Nun sind die Argumente von Grünen, SPD und Linken, die für ein Tempolimit plädieren, ja durchaus stichhaltig und nachvollziehbar: Die Umwelt wird entlastet, der Sicherheitspegel steigt, der Stress hinterm Steuer sinkt. Allerdings: Auch die Gründe gegen einen Schleichzwang sind nicht von schlechten Eltern. Die Freie-Fahrt-für-freie-Bürger-Fraktion weist zu Recht darauf hin, dass die Einsparungen beim CO² minimal sind und perspektivisch (E-Mobilität, Wasserstoff-Technologie) kaum noch eine Rolle spielen.
Auch beim Thema Sicherheit wird ein Teil der Wahrheit gern verschwiegen: Deutschlands Autobahnen gehören, trotz freier Fahrt und dichtem Verkehr, zu den sichersten Straßen der Welt.
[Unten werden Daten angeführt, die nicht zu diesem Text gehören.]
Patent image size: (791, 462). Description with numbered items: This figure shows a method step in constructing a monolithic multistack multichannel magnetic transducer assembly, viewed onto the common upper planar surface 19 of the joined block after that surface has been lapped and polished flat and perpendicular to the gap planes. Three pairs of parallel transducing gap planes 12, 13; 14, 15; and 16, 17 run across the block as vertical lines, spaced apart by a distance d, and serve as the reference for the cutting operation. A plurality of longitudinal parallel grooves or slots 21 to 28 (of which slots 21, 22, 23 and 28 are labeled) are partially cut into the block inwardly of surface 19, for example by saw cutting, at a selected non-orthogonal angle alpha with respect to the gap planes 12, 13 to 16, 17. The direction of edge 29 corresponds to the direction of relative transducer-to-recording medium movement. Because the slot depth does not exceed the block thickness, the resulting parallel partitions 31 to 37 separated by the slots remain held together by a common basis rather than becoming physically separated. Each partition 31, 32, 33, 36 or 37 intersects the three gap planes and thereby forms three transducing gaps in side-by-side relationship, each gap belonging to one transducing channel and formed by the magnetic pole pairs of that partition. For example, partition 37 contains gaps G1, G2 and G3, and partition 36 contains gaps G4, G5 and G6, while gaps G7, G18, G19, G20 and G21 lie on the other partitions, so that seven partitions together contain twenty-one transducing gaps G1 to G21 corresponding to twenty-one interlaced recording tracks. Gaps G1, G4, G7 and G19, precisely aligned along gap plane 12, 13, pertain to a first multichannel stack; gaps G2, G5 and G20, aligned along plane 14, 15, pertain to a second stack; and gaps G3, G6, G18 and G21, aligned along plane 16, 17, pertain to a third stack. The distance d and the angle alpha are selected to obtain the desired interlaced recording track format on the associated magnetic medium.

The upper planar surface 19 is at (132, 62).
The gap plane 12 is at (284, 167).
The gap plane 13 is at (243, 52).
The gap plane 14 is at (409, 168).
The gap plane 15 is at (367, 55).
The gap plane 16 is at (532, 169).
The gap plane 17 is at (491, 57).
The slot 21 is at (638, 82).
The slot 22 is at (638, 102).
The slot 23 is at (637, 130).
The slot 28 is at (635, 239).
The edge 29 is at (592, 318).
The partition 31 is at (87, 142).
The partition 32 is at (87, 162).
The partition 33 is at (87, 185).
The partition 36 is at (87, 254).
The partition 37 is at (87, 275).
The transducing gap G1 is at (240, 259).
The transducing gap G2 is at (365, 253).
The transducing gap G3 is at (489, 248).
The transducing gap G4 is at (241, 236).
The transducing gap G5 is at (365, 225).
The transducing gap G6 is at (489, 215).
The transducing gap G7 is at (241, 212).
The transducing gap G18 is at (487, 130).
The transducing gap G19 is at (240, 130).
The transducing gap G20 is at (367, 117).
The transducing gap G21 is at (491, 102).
In nahezu allen Kategorien schneidet Deutschland im internationalen Vergleich besser ab als Länder mit Tempolimit. Gefährlich ist es vor allem auf der Landstraße – und dort gibt es bereits Beschränkungen.
Es ist unbestritten, dass es ein natürlicher Wunsch des modernen Menschen ist, möglichst rasch von A nach B zu kommen. Deshalb kommt auch niemand auf die Idee, aus Umweltschutzgründen die Flugzeuge langsamer fliegen zu lassen oder das Zugtempo zu drosseln. Beim Auto soll das aber anders sein. Umfragen zeigen, dass es tatsächlich eine Mehrheit in der Bevölkerung für ein Tempolimit gibt. Aber eben auch eine starke Minderheit, die strikt gegen die Tempobremse ist. Wer es ernst meint mit dem Minderheitenschutz, müsste auch die Interessen jener Bürger berücksichtigen, denen der Schleichzwang ein Graus ist.
Ich persönlich plädiere für eine Vorfahrt der Vernunft. Diese Erkenntnis ist bei meinen vielen Fahrten durch Frankreich gereift, wo ein Tempolimit gilt – und lange Fahrten oft zur Qual werden. Wer stundenlang hinter oder neben einem weißen Transporter her zuckeln muss, der eben auch so schnell wie möglich ans Ziel kommen will, weiß, wovon ich rede. Zudem mindert eintöniges Fahren die Aufmerksamkeit, das kann man bei unseren französischen Freunden, aber auch bei sich selbst gut beobachten. Nicht zuletzt sprechen die Unfallzahlen in Frankreich und anderen Ländern mit Tempobremse eine klare Sprache: Sie sind schlechter als die deutschen, obwohl nirgendwo in Europa mehr Autos fahren als zwischen Flensburg und Garmisch-Partenkirchen.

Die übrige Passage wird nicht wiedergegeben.